Medaglia al petto del governo Meloni: arrestato dopo 30 anni il latitante dei latitanti, il boss Matteo Messina Denaro.
“Abbiamo catturato l’ultimo stragista responsabile delle stragi del 1992-93“. Ha dichiarato il procuratore di Palermo Maurizio De Lucia in conferenza stampa. Da quelle stragi, da tangentopoli, dal Britannia, è nata la Repubblica che ci ritroviamo oggi: tradita, sottomessa, invasa, per citare un famoso libro del giornalista Antonio Socci. Di quegli anni si sa troppo poco, sappiamo quasi tutto degli esecutori materiali delle stragi, molto poco o nulla dei mandanti occulti. Il famoso terzo livello che sfiorarono Chinnici, Falcone, Borsellino e altri prima di loro, ma lo pagarono con la vita.

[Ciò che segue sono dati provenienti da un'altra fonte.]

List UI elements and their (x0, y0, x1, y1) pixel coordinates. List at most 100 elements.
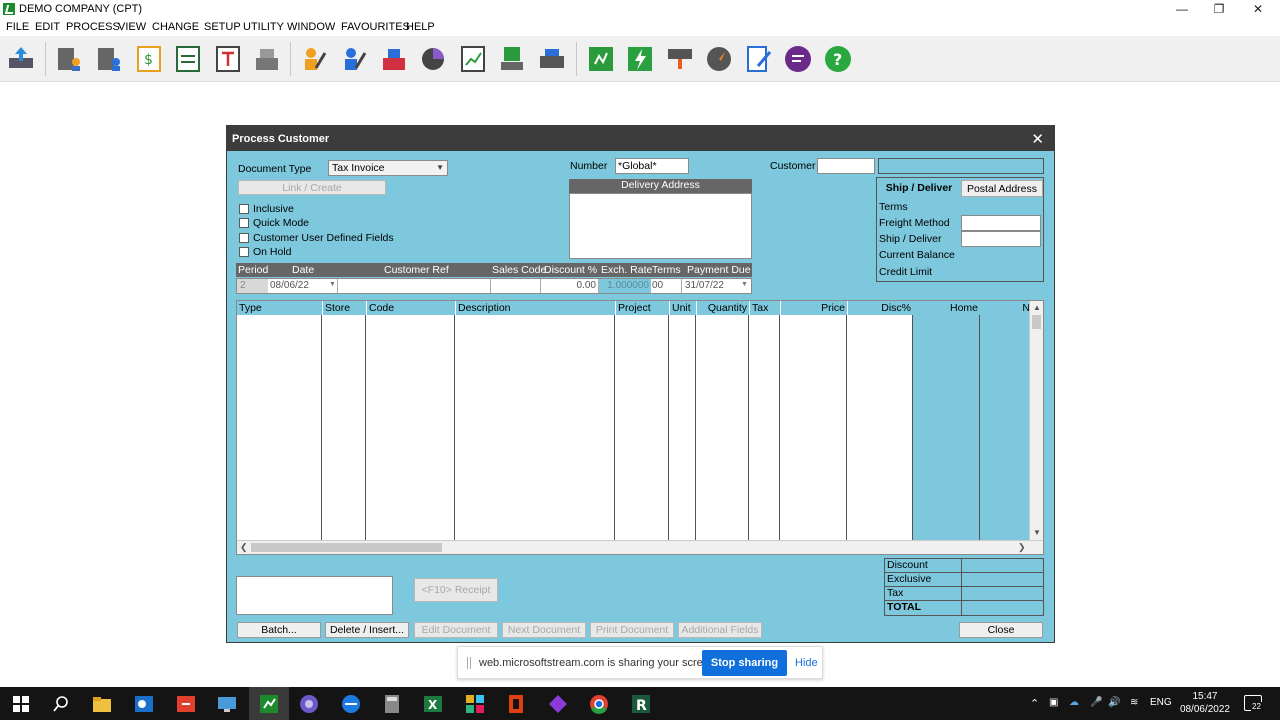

Per capire la mafia bisogna risalire a come è stata fatta l’Italia unita, per contrastare davvero la mafia bisogna guardare prima Roma e poi Palermo. Come ci insegnano i tanti uomini dello Stato onesti e perbene, uccisi perchè rimasti soli.
Per combattere veramente la mafia vanno seguiti i soldi e quelli veri ormai stanno altrove, non certo in Italia. Per distinguere la mafia bisogna pensare ad un livello militare (Bontade, Riina, Santapaola, Provenzano, Messina Denaro) e ai colletti bianchi e bianchissimi, ma anche lì la piramide si fa ripida, perchè è una piramide di svariati gradini – e gradoni – da cui si vede tutto, o quasi.
Da lassù si vede anche un’Italia ormai protettorato delle multinazionali, parente povera della potenza industriale che fu proprio fino al 92/93, quando venne affogata nel sangue dei suoi martiri, dei giusti caduti nell’adempimento del dovere e dei cittadini inermi. Bombe a Palermo, Firenze, Roma, Milano, e ancora Roma. Ma c’era chi si godeva la crociera extra lusso, a Civitavecchia, dove sul panfilo della Regina d’Inghilterra si stabiliva il dopo: impoverimento, deindustrializzazione, trasferimento epocale di ricchezza dai molti ai pochi.
“Una grande vittoria dello Stato che dimostra di non arrendersi di fronte alla mafia“: ha detto il Presidente del Consiglio Giorgia Meloni. Messina Denaro finisce in galera a 62 anni, arrestato in ospedale. Come segnale di forza mafiosa, non c’è male. Così erano al tramonto Totò Riina, capo Corleonese vincente nella guerra degli anni ’80 e Bernardo Provenzano, boss malconci e ormai superati.
Mentre le fanfare mediatiche ci stanno rincoglionendo di elogi legalitari, pur riconoscendo naturalmente il valore della cattura a chi vi ha contribuito a sprezzo del pericolo per servire i cittadini onesti e l’Italia, nel silenzio ci troviamo in una morsa: sia in sede europea tra MES e riforma del patto di stabilità, che invischiati in una guerra dagli esiti imprevedibili per la sicurezza nazionale, per non parlare delle migliaia di imprese al collasso causa bollette stratosferiche.
Bene l’arresto di Messina Denaro, chissà se ci racconterà mai qualcosa sul ’92/93, quando dall’alto iniziò una vera guerra contro gli interessi del popolo italiano che – dopo ben tre decadi – non accenna a finire. Sarebbe un terremoto politico.
Comunque vada, di solito, un fatto – almeno simbolicamente – così rilevante, fa presagire dei cambiamenti politici significativi.
Incrociamo le dita, 30 anni fa non arrivò il meglio.